By the middle of last year, after three decades of knee-jerk meteorology, Karen Jennings of Pittsfield was ready to put her foot down, lightly. The routine doses of over-the-counter relief were no longer masking the pain. She made an appointment at Berkshire Orthopaedic Associates.
“I was told I had two choices: get a knee replacement or do nothing. There was nothing in between,” said Karen. That was meant literally. The tissues around the right knee had deteriorated to “bone on bone.”
Like all of the patients who undergo joint replacement surgery at BMC, Karen, joined by her husband, attended a series of pre-hospitalization classes that describe the surgery, walk through the rehabilitation process and get people mentally prepared for the experience.
“I knew exactly what to expect before I even walked into the hospital for my surgery,” she said.
In the evening following her surgery, Karen was already up, taking a few steps, aided by the surgical floor staff.
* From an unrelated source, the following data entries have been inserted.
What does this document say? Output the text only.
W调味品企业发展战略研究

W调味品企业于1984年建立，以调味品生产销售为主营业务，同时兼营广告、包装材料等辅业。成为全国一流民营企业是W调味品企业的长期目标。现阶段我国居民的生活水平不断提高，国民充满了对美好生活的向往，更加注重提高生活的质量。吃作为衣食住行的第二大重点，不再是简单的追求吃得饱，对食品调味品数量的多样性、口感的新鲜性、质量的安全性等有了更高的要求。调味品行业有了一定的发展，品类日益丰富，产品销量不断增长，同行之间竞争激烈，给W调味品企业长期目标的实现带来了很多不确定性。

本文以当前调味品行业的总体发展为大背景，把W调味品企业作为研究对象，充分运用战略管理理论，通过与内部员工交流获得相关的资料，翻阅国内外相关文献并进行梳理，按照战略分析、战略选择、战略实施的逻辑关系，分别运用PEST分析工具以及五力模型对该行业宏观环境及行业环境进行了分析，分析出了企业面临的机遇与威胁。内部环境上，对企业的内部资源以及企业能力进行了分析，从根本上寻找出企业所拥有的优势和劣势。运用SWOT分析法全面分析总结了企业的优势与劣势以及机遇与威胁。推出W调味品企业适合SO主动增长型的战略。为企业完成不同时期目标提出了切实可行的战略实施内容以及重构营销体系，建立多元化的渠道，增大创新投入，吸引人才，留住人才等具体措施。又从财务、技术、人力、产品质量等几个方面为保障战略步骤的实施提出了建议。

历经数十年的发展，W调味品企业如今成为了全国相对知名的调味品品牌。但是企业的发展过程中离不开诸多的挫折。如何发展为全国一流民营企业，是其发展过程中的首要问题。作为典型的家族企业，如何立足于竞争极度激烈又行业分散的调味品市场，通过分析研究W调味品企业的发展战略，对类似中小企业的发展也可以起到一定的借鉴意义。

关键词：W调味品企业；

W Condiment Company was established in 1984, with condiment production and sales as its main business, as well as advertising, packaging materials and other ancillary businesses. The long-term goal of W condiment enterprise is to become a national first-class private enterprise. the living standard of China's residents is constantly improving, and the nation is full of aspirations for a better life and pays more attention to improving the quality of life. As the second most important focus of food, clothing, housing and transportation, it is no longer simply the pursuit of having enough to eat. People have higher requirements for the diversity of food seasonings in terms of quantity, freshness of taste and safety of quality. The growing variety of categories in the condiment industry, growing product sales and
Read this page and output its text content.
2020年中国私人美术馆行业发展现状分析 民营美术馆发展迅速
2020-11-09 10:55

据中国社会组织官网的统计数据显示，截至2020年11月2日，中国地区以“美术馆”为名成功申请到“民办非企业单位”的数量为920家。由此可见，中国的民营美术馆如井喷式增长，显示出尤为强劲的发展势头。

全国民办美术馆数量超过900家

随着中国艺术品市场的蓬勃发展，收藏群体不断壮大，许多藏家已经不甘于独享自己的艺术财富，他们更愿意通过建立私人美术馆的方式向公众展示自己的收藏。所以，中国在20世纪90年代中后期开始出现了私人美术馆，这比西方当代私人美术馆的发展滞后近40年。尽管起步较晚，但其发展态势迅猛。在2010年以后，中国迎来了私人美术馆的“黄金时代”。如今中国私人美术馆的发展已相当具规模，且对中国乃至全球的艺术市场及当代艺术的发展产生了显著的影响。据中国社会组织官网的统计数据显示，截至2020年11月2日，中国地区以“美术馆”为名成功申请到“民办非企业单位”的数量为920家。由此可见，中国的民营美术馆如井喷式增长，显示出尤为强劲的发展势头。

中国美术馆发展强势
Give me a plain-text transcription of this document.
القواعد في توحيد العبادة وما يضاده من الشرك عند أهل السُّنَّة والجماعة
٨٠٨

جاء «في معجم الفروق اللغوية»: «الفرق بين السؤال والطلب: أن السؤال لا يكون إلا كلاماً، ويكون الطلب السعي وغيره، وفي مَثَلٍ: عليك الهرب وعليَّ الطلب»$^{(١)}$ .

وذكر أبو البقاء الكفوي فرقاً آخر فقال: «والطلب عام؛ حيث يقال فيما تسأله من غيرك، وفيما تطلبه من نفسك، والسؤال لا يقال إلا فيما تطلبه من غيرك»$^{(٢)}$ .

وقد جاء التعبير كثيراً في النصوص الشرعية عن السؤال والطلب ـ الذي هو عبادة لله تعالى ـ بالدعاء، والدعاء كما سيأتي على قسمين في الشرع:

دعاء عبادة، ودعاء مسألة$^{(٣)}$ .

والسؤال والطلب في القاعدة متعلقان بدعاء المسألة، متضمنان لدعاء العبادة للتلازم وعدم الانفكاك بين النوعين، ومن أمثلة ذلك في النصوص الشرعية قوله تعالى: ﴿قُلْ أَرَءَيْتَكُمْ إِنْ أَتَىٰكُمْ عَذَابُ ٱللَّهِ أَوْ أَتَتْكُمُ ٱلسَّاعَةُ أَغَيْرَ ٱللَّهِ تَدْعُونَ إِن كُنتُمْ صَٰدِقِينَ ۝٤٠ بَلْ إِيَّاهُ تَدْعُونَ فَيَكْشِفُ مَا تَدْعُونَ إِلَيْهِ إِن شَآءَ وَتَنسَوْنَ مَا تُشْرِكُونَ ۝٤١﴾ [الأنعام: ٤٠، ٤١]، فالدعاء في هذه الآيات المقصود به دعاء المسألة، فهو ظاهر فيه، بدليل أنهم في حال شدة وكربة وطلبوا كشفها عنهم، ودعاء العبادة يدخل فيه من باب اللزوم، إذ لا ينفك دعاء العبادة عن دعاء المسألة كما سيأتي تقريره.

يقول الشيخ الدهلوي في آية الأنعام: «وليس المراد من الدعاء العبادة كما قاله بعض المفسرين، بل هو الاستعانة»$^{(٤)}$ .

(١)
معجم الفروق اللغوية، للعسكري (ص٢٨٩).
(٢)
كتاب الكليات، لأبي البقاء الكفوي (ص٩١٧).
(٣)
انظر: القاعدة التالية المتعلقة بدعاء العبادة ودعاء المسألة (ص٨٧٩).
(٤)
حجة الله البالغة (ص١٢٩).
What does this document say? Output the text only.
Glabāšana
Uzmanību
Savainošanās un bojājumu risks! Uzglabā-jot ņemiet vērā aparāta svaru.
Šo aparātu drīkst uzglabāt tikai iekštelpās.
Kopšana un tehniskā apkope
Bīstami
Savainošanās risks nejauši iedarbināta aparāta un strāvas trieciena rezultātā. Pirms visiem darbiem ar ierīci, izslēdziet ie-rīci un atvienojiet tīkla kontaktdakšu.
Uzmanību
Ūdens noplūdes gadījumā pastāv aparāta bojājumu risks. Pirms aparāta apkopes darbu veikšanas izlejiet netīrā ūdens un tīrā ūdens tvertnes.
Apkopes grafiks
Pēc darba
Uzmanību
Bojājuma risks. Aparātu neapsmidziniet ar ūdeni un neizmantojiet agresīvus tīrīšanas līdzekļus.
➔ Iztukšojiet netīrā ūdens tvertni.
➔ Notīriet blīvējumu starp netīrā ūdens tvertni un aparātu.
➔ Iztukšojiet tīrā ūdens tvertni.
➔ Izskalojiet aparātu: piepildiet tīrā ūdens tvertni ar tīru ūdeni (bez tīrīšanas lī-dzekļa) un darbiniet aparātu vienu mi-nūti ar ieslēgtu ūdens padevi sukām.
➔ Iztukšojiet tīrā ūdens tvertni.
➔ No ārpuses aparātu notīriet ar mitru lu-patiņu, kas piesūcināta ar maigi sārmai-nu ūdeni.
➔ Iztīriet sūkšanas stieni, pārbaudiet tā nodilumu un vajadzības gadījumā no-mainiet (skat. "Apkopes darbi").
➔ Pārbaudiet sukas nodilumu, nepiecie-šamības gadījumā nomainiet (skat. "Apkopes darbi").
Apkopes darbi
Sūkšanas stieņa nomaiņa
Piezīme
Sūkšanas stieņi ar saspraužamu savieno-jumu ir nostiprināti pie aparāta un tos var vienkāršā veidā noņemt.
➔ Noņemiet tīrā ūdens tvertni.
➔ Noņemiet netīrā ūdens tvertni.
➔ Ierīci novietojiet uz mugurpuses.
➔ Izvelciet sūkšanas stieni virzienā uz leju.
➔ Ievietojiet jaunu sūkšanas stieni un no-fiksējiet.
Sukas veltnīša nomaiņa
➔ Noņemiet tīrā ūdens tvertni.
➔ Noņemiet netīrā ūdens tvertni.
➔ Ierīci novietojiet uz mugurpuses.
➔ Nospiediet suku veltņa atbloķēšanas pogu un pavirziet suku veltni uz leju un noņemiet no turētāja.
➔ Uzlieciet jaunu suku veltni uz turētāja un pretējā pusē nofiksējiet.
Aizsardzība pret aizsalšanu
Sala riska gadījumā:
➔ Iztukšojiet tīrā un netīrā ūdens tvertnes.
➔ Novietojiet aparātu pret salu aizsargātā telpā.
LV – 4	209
Within three days, she was transferred to the rehabilitation floor for a week of intensive physical therapy. A team led by Dr. John Magnotta and Dr. Marlyn Ramos-Lamboy, both experts in Physical Medicine and Rehabilitation, closely guided her progress and began the course of physical re-training vital to her recovery.
“They were upbeat, friendly and made everything as comfortable as possible,” said Karen of the physical therapists at the rehabilitation center known fondly as ‘the gym.’ Even in moment s of sometimes grueling exercise, “It was always encouraging, no matter what.”
The quality of the BMC experience, she emphasized, goes far beyond the doctors, nurses and other health professionals. The housekeeping staff, the people who deliver meals and everyone associated with the hospital accommodated her needs and made it a point to connect with her on a personal level.
“They all work together. They’re a unit. They help each other out They’re all focused on getting you moving again,” said Karen. “Everyone there cares about you, and that makes all the difference in the world.”